Visible Prize for Activist Art Awarded at Serpentine

by Bill Davenport January 16, 2012

6 Festival De Performance De Cali, 2006

Pistoletto, jurors and awardeees at the Serpentine, London

The first Visible Prize, a new €25,000 award, was presented to Colombian art collective Helena Producciones, for their project 8 Festival de la Performance di Cali. The prize, created by Italian artist Michelangelo Pistoletto in collaboration with the Fondazione Zegna, is dedicated to rewarding artists who aim to bring about social change.

Four finalists were selected from 27 submissions by an all-star jury: Michelangelo Pistoletto; Ute Meta Bauer, director of the visual arts programme at MIT; Hans-Ulrich Obrist, of London’s Serpentine Gallery, Okwui Enwezor; the director of the Haus der Kunst, Munich; and Andrea Zegna, the co-founder of the Fondazione Zegna.

The collaboration between Zegna and Pistoletto goes way back- the Italian company has funded Cittadellarte-Fondazione Pistoletto since its inception in 2000, with Visible, a research project curated by Angelika Burtscher and Judith Wielander, being one of FP’s more recent endeavors, and the Visible Prize being the most recent sub-project of that. Get it? Here’s that complex chain of relations in graphic form:

Zegna Foundation > Fondazione Pistoletto > CittadellArte > Visible project > Visible Prize

The Zegna Foundation, based in Trivero, Italy, aims “to give continuity to the values, philosophy and work of Ermenegildo Zegna”, who founded the wool mill there in 1910.

The Foundazione Pistoletto is “a non-profit artistic institution whose mission is “to inspire and produce responsible changes in society through creative ideas and projects”.

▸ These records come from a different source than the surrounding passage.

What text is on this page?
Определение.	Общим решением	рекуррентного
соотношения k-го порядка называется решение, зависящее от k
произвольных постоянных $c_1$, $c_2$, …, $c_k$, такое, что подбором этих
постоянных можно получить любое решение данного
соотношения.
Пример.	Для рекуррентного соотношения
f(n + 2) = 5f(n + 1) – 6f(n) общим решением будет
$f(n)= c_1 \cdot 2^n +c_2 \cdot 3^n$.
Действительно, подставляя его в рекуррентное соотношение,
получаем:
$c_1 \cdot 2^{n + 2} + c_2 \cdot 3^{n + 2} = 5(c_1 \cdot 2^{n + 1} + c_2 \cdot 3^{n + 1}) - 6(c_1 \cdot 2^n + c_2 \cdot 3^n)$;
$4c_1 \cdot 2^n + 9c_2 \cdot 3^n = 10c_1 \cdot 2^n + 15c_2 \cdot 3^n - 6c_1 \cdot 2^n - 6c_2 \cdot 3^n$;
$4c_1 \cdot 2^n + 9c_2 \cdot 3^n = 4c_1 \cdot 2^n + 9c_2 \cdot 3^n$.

Cittadellarte was instituted in 1998 as a concrete action of Pistoletto’s Progetto Arte Manifesto, where the artist proposed “placing art in direct interaction with all the areas of human activity which form society.”

Visible, the project, aims to “reveal and invigorate artistic practices which have a real capacity for creating and experimenting with visions that can impact the social and cultural imagination of our contemporary world.”

With all this goodwill, money and organization, somewhere in Colombia, someone must be benefiting.